JC: The person who commented can leave the theater if she is uncomfortable, but she doesn’t get to comment on what happens next to her. On my side of the space, there were audience members who patted three times to indicate that they did not welcome touch. One of the dancers said, “I am taking his wallet out of his pocket,” and I heard the man whose wallet it was say, “No.”

TS: In their vocalizations, dancers refer to audience members as “Subjects.” Do you think that audience members who are acted upon, and their witnesses, might report that they feel more like objects?

JC: There is multi use of subject and object. Those subjects who are acted upon shift into becoming objects. The question is “How does that person remain in an  autonomous state?” It emerges from their interaction with the work, and level of choice that they find. Letting the subject decide is an essential element.

TS: Some elements of the work seemed intended to challenge the sensibilities of the audience. Should a dance work be prescriptive or ideological, where it presumes deficits such as a puritanical bias that  the audience should be made to feel uncomfortable about?

JC: There is no such presumption. We are addressing a range of humans with diverse sensory modalities. Addressing range in a live performance does exclude a lot of people because of their inattention to such choices. We focus on accommodating accessibility. Many performing artists in Berlin assume that the average audience member is 20 years old, able to stand for an hour and a half, and walk around in the dark.  I attended a performance where there were so many people standing that I couldn’t see the performers. I demanded my money back. While I was negotiating my reimbursement, I noticed about eight older audience members leave the theater.
 

TS: Could you compare (in)Visible to your previous work, “Fallen,” in its conception and execution?

JC: In (in)Visible, certain aesthetics collect around darkness and who sees what. My attention to the sensory experience of both audience and performers is more precise and explicit in this work. More language and theoretical elements contributed to shaping the work. When I was working on “Fallen,” I was making intuitive choices about similar issues, working with primary and secondary images in various parts of the stage to keep the attention here, but change that when I was working on over there. That kind of attentive, sensory, primary work means directing attention to what you are feeling and how you report it. A big dancing score is brings attention to joints and vestibular systems that produce specific sensations in a body. How does a score that produces those sensations become useful for dance when we remove vision from the equation? It doesn’t matter what shapes a production creates. More important are sounds you’re making in the dark, and where you are in space, the qualities of these entities and how they register, not whether a dancer has his or her arms in low or high fifth position.

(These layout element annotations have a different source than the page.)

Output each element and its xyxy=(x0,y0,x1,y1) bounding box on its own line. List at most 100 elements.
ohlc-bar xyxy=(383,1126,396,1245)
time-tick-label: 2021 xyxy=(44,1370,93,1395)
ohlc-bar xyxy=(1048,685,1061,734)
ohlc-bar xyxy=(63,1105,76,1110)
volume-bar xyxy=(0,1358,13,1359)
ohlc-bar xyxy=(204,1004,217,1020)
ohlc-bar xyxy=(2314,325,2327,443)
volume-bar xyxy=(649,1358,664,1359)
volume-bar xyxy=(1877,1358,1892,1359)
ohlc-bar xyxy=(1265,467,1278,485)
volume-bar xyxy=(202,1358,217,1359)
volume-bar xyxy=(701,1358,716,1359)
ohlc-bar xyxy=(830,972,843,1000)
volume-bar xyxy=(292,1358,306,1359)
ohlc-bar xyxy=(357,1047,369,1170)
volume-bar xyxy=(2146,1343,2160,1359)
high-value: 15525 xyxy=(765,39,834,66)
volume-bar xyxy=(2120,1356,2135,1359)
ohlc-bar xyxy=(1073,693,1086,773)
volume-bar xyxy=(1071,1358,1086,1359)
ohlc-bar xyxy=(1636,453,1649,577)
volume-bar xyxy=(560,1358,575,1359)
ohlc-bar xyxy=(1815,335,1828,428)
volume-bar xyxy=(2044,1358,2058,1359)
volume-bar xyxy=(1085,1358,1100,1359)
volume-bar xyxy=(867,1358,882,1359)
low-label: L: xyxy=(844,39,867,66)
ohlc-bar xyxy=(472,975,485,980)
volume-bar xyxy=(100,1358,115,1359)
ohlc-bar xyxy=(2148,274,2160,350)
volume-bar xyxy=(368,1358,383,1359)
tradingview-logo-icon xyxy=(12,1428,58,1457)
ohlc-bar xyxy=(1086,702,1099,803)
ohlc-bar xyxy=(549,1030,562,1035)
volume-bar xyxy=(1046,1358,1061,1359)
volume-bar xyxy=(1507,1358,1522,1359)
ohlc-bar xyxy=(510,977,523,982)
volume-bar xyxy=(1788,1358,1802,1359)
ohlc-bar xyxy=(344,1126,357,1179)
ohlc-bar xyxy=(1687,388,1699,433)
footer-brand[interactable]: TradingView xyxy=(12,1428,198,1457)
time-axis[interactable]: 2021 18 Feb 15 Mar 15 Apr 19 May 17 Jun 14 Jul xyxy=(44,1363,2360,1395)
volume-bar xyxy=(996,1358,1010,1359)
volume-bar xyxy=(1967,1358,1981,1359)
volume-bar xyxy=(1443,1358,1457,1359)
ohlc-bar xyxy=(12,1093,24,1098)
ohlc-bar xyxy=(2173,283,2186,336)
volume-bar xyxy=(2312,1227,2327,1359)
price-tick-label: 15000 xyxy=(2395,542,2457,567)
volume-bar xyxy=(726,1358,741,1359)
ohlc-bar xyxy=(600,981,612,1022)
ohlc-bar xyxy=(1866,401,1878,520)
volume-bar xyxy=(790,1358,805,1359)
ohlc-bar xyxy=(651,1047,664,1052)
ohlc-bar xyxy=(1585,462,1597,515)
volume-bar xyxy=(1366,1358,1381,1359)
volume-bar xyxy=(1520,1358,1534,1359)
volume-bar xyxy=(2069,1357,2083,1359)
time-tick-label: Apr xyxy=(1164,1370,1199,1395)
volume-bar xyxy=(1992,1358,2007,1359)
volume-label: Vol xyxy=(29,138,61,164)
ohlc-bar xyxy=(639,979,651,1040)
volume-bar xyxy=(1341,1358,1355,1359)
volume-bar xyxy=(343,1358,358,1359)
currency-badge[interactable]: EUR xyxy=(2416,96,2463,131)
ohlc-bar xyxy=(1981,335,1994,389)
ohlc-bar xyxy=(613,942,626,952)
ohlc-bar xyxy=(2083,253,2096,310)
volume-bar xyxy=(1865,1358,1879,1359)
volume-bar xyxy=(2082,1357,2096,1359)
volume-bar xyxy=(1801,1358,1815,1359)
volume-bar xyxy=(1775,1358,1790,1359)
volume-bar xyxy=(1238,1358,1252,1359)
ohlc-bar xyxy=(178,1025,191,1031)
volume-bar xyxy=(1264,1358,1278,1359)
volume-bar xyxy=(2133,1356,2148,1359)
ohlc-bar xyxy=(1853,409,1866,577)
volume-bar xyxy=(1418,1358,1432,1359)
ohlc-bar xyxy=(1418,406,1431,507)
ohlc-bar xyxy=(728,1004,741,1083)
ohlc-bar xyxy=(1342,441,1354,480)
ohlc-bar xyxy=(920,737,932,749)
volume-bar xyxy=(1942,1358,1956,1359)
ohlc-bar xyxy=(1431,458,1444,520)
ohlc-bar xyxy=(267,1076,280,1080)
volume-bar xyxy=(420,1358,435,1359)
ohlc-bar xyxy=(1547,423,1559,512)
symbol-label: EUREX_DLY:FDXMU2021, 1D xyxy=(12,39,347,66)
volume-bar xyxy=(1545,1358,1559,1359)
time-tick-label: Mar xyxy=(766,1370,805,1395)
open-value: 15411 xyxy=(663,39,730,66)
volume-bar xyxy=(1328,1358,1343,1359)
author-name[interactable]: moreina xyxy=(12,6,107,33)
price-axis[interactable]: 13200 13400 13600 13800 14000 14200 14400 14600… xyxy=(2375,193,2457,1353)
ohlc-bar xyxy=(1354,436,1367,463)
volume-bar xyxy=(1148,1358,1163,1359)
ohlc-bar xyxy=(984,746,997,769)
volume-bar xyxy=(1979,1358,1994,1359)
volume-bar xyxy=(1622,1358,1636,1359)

In the 15 years between Fallen and (in)Visible, my collaboration with performers with increasingly diverse physicality has expanded. In Fallen, we were all fit young dancers, classically trained in modern dance or ballet. The breadth of disciplinary training has shifted a lot over that time, which makes for a much richer, qualitatively different  and wider audience. In terms of access and discipline, Fallen was a proscenium piece: we did a lot of installation, time-based work, in a gallery bar, informed by performance art and challenging the audience. The room construction in (in)Visible mobilizes different sets of expectations.  From beginning time to ending time it mobilizes a  different attention style than when the audience sits in the dark facing in one direction.